NOA LEVEN
Autofiction rooted in
trauma, the body,
desire, and truth.
I write about voice and
about silence.
About what the body
holds – long before
language finds the courage
to follow.
Who I am – and why I write
I write to bring into view what lived in the dark. To name what once had no language. To understand how truth feels when it doesn’t return as memory but rises through the body.
My texts move between autofiction, essay, and interior monologue – fragmented, intimate, precise. I write about trauma, shame, self-loss, and sexual reclamation – not as concept, but as something lived and survived.
I believe language can heal when it does not try to explain but chooses to witness. That truth unfolds over time. And that liberation begins in the body.
I write under the name Noa Leven. I live in Germany and work as a writer – at the thresholds, in the body, in the depths that are not entered lightly.
Autofiction – working title
What does it feel like when the body recalls what the mind refused to hold? In the Glass Sphere traces the awakening of a woman returning to her body after years of freeze and survival. From the obedient daughter to the woman who chooses her own freedom. From silence to a truth that rises through the body before it ever finds language.
Part I – Living Without Language: A life that looks steady from the outside – while panic, perfection, and exhaustion hold it together from within.
Part II – The Work of Remembering: Trauma. Violence. Silence. Fragments rising through the body: scents, sensations, images that refuse coherence. A slow, painful return to one’s own truth.
Part III – The Return to Life: Sexuality, closeness, and new forms of intimacy. Body-based therapy and tenderness as sites of healing. A body inhabited again – and a life reclaimed.
Style
- fragmentary in form
- intimate and body-centered
- clear in its analysis
- distilled into poetic precision
Themes
- trauma and the body’s ways of remembering
- dissociation, hypnosis, and constellation-based therapeutic work
- sexuality as an act of reclamation
- breaking free from inherited and internalized patterns
For whom?
- For readers who want to understand how trauma continues to live in the body.
- For those who recognize themselves in questions of intimacy, self-loss, or liberation.

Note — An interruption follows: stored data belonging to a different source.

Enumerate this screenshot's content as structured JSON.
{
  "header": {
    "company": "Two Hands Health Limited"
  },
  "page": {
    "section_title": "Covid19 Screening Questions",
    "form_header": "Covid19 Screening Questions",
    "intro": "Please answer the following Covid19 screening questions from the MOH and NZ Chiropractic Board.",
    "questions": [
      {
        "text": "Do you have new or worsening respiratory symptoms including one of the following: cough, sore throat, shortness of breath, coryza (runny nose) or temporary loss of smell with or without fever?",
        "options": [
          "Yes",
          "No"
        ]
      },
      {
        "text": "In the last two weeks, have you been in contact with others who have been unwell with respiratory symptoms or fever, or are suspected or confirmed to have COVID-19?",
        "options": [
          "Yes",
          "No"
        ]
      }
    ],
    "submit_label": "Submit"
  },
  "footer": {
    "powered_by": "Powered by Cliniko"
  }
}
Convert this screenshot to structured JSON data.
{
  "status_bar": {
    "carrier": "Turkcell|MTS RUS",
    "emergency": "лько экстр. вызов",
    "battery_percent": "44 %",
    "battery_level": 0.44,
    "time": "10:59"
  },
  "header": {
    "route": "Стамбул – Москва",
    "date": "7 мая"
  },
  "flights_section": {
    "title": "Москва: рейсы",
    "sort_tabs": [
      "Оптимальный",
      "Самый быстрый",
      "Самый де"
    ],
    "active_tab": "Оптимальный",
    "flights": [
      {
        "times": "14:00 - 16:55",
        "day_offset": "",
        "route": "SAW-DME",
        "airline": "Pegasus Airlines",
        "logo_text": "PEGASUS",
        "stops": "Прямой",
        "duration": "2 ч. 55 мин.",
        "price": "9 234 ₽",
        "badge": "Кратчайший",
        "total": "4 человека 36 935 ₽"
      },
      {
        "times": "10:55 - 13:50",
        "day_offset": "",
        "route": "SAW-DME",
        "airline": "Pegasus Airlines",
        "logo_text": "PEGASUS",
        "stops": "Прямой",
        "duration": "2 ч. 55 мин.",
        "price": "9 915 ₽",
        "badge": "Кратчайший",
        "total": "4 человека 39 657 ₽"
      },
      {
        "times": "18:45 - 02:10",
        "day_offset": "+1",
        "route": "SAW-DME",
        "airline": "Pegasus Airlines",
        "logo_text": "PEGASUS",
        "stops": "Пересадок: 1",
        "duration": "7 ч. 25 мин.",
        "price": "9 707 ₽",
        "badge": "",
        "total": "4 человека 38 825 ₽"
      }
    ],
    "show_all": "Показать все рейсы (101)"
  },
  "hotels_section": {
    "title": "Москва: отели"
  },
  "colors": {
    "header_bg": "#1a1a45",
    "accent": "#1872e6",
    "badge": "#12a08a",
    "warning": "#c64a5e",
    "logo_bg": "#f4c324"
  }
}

- For anyone drawn to literature that is bold, embodied, and told with precision.
This novel follows the slow return to a body that can be lived in again: the nights of panic, the polished daily functioning, the over-adaptation of a wounded child still residing in an adult woman. Memories surface like points of light - incomplete, contradictory, urgently physical.

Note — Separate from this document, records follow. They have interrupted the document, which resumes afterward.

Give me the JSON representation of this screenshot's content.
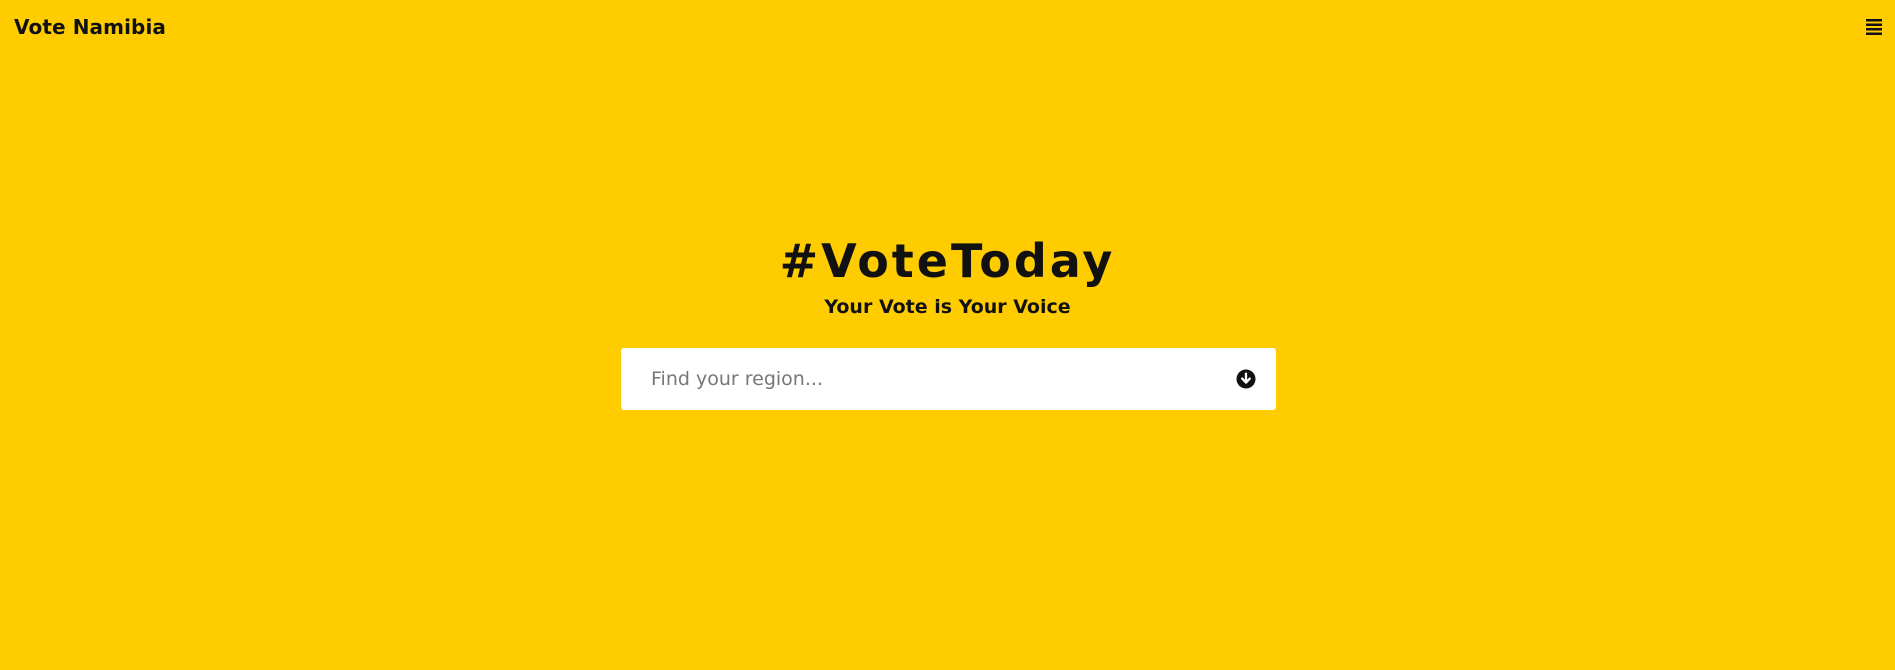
{
  "header": {
    "brand": "Vote Namibia",
    "menu_icon": "hamburger-menu-icon"
  },
  "hero": {
    "title": "#VoteToday",
    "subtitle": "Your Vote is Your Voice"
  },
  "search": {
    "placeholder": "Find your region...",
    "value": "",
    "submit_icon": "arrow-down-circle-icon"
  },
  "colors": {
    "background": "#ffcc00",
    "text": "#111111",
    "input_background": "#ffffff"
  }
}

Through hypnosis, body-based therapy, and constellation work, the narrator moves toward what she could not feel for years. Language trails behind, hesitant, while the body has long known the truth.
Non-normative spaces of experience open a new place - embodied, emotional, true. Desire becomes a place of reclamation. Shame softens into contact. And the body, once a site of silence, becomes a site of freedom.
Fragments
I write in fragments.
Here I share brief reflections – small pieces of writing about the body, memory, intimacy, desire, and the freedoms that follow.
The body remembers – even when the mind turns away.
I didn’t know then that this emptiness was a memory – not a feeling of now, but the echo of a body taught too early to fall away from itself.
For a long time I searched for safety – and found it where I feared it most: in the surrender I choose myself. In the desire that belongs to me.
Sometimes a sound, a posture, a single breath is enough – and the past enters the room.
Perfection was my armor. Not to shine, but to stay unharmed. And even when everything looks flawless – the body knows better.
I want to be true, even when it hurts. I hold my dignity, even when others do not see it. I listen to my body. It was silent for so long. Now it is allowed to speak.
Sometimes I wonder if I want too much – too much closeness, too much conversation, too much resonance. But often it wasn’t my longing that was too big – it was the coldness that was too loud.
Trauma is not a memory. Trauma is a present that does not change.
In that hour I felt, for the first time, what recognition can feel like in the body. No thought – only the quiet knowing: I am here. And I can stay.